From: fudley (fuddley@fastmail.fm)
Date: Wed May 19 2004 - 08:43:09 MDT
On Wed, 19 May 2004 01:42:12 -0400, "Eliezer S. Yudkowsky"
<sentience@pobox.com> said:
>The problem is: Sea Slugs can't do abstract reasoning!
Well, Sea Slugs can respond to simple external stimuli but I agree they
have no understanding of Human Beings, just as a Human Being can have no
understanding of the psychology of a being with the brain the size of a
planet.
>Thus making them impotent to control optimization processes such as
>Humans, just like natural selection, which also can't do abstract reasoning.

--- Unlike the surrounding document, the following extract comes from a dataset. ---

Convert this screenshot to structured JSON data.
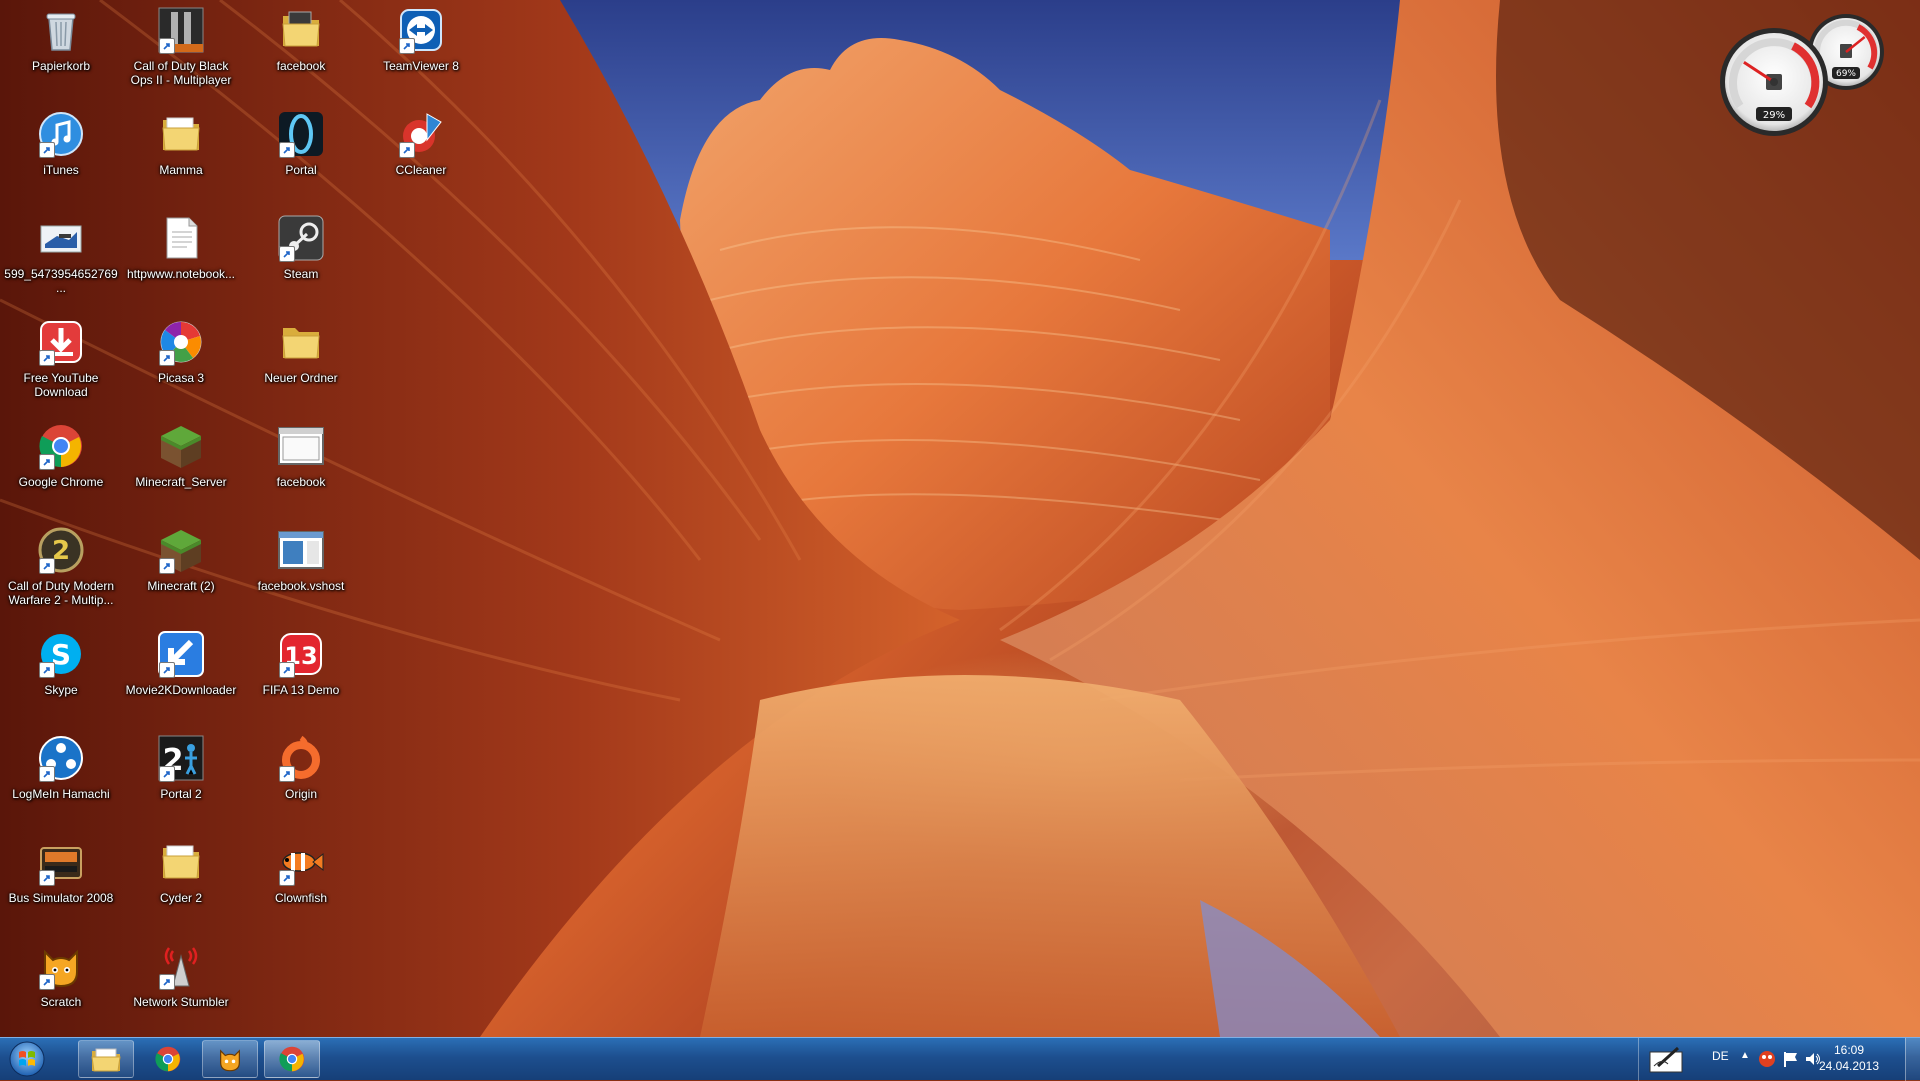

But if the “optimization processes” can also do abstract reasoning things
become more interesting; it may reason out why it always rushes to aid a
Sea Slug in distress even at the risk of its own life, and it may reason
that this is not in its best interest, and it may look for a way to
change things.
>That part about "Humans were never able to figure out a way to overcome
>them" was a hint, since it implies the Humans, as an optimization process,
>were somehow led to expend computing power specifically on searching for a
>pathway whose effect (from the Sea Slugs' perspective) was to break the rules.
The only thing that hint is telling you is that sometimes a hugely
complicated program will behave in ways the programmer neither expected
or wanted, the more complex the program the more likely the surprise, and
we’re talking about a brain the size of a planet.